By the early 1980s, Robert was working once more as a grassroots environmentalist, this time trying to protect local National Forests from the clear-cut-happy culture of the United States Forest Service. Having given up on the moderate approach of such groups as the Sierra Club, Robert cast his lot with Earth First!, a radical upstart group routinely denounced as "terrorist." Viewing environmental issues from the quantitative thermodynamic standpoint of a geochemist, the many articles Robert wrote for Earth First!'s monthly publication were refreshingly-free of woo-woo mumbo-jumbo.

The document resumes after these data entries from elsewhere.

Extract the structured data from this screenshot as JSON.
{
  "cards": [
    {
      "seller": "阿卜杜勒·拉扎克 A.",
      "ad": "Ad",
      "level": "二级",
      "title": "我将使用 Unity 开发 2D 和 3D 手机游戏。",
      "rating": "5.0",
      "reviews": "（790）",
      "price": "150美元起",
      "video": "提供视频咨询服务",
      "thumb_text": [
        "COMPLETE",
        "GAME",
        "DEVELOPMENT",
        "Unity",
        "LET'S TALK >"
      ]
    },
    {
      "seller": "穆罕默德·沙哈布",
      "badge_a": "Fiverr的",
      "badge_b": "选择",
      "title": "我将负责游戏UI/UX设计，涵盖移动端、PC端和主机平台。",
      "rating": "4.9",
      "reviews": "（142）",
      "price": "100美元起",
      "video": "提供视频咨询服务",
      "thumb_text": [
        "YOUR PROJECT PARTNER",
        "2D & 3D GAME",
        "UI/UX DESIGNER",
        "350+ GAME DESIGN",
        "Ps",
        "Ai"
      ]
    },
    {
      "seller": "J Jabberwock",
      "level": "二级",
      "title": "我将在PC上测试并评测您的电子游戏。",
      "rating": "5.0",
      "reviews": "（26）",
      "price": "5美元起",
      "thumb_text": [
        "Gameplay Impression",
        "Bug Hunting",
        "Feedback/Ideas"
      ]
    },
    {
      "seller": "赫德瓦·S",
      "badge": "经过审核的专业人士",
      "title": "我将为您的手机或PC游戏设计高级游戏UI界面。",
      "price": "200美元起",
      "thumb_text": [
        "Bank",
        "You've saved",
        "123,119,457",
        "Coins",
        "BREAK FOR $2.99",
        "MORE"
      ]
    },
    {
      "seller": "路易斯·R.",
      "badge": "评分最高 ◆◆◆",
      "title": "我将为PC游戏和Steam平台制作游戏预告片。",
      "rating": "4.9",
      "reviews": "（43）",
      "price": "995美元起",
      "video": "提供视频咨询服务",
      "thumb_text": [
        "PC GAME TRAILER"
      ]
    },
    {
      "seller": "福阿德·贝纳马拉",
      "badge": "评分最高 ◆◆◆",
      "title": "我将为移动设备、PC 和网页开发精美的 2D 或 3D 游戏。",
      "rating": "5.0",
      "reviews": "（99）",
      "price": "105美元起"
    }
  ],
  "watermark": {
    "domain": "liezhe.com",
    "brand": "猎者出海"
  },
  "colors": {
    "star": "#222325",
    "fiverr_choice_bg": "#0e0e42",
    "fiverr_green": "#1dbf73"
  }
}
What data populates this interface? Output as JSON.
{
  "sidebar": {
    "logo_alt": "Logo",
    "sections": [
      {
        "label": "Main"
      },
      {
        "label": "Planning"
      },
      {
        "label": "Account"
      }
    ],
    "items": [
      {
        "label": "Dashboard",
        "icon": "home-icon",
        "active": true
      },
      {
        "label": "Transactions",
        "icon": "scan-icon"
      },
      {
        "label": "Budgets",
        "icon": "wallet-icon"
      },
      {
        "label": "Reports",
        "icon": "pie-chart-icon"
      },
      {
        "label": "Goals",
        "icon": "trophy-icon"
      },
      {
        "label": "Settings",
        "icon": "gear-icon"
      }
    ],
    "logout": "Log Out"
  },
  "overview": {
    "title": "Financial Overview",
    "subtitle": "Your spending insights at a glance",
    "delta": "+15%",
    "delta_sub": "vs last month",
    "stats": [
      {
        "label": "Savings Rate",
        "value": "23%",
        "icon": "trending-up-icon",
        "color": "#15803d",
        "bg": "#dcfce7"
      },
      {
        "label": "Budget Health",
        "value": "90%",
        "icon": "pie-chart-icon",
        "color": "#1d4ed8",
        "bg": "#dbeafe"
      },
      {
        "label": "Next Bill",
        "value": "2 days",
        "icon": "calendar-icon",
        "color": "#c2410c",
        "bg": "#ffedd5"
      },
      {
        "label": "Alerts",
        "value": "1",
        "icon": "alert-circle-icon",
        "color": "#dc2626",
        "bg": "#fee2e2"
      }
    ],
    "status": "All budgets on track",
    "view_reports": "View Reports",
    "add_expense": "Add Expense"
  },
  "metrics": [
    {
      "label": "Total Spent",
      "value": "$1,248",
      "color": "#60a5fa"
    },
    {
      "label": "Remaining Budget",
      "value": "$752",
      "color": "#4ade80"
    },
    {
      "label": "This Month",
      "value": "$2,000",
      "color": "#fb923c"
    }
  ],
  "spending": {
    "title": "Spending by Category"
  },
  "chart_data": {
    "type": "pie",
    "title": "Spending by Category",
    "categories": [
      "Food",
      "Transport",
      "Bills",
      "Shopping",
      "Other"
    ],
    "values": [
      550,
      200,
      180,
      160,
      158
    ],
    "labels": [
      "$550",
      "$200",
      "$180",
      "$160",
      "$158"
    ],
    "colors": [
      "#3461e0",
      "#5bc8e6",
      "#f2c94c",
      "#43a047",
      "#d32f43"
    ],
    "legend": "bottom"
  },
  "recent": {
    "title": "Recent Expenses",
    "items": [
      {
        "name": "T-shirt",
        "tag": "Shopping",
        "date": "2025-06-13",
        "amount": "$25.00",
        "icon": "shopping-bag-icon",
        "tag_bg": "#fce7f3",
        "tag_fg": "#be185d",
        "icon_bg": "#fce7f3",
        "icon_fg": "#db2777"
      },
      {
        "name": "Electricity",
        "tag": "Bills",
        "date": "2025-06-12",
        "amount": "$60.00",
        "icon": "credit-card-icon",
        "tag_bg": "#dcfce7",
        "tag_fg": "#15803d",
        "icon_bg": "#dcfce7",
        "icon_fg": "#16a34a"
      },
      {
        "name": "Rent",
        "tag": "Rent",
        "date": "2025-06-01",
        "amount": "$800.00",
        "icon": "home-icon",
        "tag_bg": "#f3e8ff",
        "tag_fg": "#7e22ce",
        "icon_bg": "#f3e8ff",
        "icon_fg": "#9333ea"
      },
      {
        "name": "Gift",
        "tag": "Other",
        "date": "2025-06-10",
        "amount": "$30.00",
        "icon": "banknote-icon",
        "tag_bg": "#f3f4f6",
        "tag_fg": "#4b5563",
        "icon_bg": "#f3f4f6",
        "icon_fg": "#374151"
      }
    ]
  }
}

In the 1990s, Robert gradually transitioned out of activism and began to focus most of his attention on cataloging the plants and animals of the Central Appalachian wilderness. With the assistance of his son Gus, he managed to place most of this material online.

On November 2nd, 2011, his 88th birthday, Robert F. Mueller died at home, in the house where he'd lived so happily since 1976. He is survived by his wife Betty, his two sons, his beloved dog Maple, and a cat named Caliche (the second cat by this name he has had; it's a geochemistry term).